July 06, 2017
A new NIH grant establishes a national research consortium focused on improving the diagnosis and understanding the cause for Dementia with Lewy Bodies (DLB). The multi-center study, led by principal investigator James Leverenz, M.D., of Cleveland Clinic and (former UW ADRC researcher), is aimed at finding DLB biomarkers, which can assist with diagnosis, detect disease progression, and ultimately measure response to treatment. Dr. Debby Tsuang, co-investigator in the UW ADRC Clinical Core, runs the DLB Consortium Study site at the VA Puget Sound Health Care Center/University of Washington, one of the nine participating clinical centers.
“DLB research has previously been hindered by the need for large groups of patients to study in a consistent manner over time,” said Dr.
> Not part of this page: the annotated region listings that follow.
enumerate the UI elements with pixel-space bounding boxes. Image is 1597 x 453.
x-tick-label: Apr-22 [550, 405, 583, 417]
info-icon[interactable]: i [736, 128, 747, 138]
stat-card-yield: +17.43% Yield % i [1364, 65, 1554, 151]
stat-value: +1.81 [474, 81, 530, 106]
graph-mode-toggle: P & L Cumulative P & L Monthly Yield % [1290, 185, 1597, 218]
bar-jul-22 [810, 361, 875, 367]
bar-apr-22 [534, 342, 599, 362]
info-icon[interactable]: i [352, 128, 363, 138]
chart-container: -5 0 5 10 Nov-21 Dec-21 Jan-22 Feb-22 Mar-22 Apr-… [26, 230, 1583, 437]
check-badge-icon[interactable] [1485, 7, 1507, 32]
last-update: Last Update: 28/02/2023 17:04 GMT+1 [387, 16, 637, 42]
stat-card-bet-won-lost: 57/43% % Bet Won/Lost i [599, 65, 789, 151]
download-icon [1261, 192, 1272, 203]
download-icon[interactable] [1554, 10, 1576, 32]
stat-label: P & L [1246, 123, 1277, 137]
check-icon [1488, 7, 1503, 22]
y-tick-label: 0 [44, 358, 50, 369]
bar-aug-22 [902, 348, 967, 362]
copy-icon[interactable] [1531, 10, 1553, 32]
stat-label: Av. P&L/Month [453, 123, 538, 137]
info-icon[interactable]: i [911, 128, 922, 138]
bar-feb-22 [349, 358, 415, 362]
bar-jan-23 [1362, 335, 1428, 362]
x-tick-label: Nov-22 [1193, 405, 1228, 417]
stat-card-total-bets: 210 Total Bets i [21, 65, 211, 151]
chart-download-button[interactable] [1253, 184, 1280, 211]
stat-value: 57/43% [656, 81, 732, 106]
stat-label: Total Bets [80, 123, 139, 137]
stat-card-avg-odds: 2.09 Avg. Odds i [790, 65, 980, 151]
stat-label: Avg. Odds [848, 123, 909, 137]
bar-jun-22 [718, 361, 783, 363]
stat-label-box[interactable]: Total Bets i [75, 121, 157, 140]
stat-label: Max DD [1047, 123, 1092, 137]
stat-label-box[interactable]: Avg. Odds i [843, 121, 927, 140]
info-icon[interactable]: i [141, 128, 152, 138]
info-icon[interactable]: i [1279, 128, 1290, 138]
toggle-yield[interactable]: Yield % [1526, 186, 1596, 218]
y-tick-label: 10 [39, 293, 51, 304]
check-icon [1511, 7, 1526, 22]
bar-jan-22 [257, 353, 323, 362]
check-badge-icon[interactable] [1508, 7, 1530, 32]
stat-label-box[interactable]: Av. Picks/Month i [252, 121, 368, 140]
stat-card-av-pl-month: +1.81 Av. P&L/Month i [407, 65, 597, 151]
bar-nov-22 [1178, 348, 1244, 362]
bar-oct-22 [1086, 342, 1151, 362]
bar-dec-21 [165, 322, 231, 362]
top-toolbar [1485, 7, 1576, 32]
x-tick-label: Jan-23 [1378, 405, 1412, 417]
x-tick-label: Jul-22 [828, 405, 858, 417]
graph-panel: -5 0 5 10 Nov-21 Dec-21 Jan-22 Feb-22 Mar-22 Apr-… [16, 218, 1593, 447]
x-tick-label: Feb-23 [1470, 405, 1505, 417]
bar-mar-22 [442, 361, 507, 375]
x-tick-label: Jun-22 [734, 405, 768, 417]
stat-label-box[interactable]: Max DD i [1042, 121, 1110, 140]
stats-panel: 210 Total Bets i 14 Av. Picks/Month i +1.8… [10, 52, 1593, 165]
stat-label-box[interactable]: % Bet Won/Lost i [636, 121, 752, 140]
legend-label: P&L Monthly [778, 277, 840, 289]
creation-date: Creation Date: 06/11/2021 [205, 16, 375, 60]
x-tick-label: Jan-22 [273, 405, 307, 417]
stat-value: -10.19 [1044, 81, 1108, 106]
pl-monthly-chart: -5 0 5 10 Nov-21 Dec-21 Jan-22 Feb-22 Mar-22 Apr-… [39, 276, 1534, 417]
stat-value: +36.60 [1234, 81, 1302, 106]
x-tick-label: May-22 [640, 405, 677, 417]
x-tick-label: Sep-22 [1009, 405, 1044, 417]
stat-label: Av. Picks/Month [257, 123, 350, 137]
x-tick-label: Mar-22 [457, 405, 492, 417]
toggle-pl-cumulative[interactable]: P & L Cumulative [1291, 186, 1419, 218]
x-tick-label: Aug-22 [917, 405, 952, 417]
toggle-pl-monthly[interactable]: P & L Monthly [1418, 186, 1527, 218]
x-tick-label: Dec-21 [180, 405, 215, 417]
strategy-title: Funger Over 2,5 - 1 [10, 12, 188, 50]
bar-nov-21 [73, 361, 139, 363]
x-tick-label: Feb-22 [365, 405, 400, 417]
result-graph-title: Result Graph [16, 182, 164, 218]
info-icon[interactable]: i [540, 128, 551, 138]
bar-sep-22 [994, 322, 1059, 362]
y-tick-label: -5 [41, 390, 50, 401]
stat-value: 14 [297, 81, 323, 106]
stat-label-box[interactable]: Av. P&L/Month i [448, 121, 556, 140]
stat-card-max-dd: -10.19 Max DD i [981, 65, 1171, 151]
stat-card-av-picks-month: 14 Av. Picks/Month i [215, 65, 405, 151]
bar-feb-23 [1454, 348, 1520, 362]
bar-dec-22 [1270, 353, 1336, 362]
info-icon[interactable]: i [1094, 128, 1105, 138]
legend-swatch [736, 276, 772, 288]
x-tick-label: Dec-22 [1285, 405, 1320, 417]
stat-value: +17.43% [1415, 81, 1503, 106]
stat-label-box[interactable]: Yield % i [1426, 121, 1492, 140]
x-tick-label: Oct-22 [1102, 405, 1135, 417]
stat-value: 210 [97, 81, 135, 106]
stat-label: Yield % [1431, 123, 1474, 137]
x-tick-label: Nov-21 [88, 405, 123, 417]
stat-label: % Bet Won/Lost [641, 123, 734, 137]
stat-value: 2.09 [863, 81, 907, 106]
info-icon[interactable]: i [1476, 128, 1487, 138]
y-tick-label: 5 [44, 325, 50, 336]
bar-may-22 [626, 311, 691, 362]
Leverenz. “The Dementia with Lewy Bodies Consortium will address this issue by bringing together a group of experts to study a large number of patients from across the country. By working together, our aim is to improve diagnosis and develop new therapies for patients.”
Why do we need a DLB biomarker?
Dementia with Lewy Bodies, the second most common form of neurodegenerative dementia in the elderly, describes patients whose earliest symptoms include a decline in thinking abilities, often accompanied by visual hallucinations and a sleep problems, and who later develop Parkinson’s disease symptoms such as tremor. When the brains of these patients are examined, they show Lewy bodies, or tangles of alphasynuclein, and, over half the time, brain cell changes that are characteristic of Alzheimer’s disease.
But here's where it gets confusing, especially for doctors, patients, and families. Lewy bodies are also found in some cases of Alzheimer's disease and Parkinson's disease. Patients who first develop the motor symptoms of Parkinson’s disease and develop dementia later in the course of their illness are identified as having Parkinson’s Disease Dementia (PDD). Like patients with Lewy Body dementia, these patients also typically show evidence of Lewy bodies at autopsy, but only a small number of these individuals have significant Alzheimer’s disease pathology. Researchers still don't know if all of these disorders that involve dementia and Lewy bodies are entirely separate diseases, an overlap of multiple diseases, or all the same disease.
Dr. Debby Tsuang of the UW ADRC has studied DLB for 25 years. “We're trying to find early disease biomarkers that differentiate between DLB and PDD because, currently, the clinical diagnosis is based only on which symptoms came first.” Biomarkers make it possible not only to provide accurate diagnoses, but also identity which patients would likely respond to emerging targeted therapies.
Through this new DLB consortium, researchers from the nine clinical sites will collect clinical information, brain imaging scans and biological samples from more than 200 DLB patients. By collecting clinical data and biofluids (blood and cerebrospinal fluid), the consortium will create the necessary foundation for biomarker development and have a secondary benefit of developing an ongoing subject sample available for additional studies. All samples and data will be deposited in the PD Biomarker Program for use by qualified investigators.
The consortium also includes Florida Atlantic University, Thomas Jefferson University, Rush University, University of California San Diego, University of North Carolina, University of Pennsylvania, University of Pittsburgh, and VA Puget Sound Health Care Center/University of Washington. The research team will collaborate with the National Institute of Neurological Disorders and Stroke and the National Institute of Aging, which have established data banks and biorepositories.The consortium will receive additional funding from The Lewy Body Dementia Association (LBDA) to fund an annual meeting of investigators to foster data sharing, collaboration and discovery.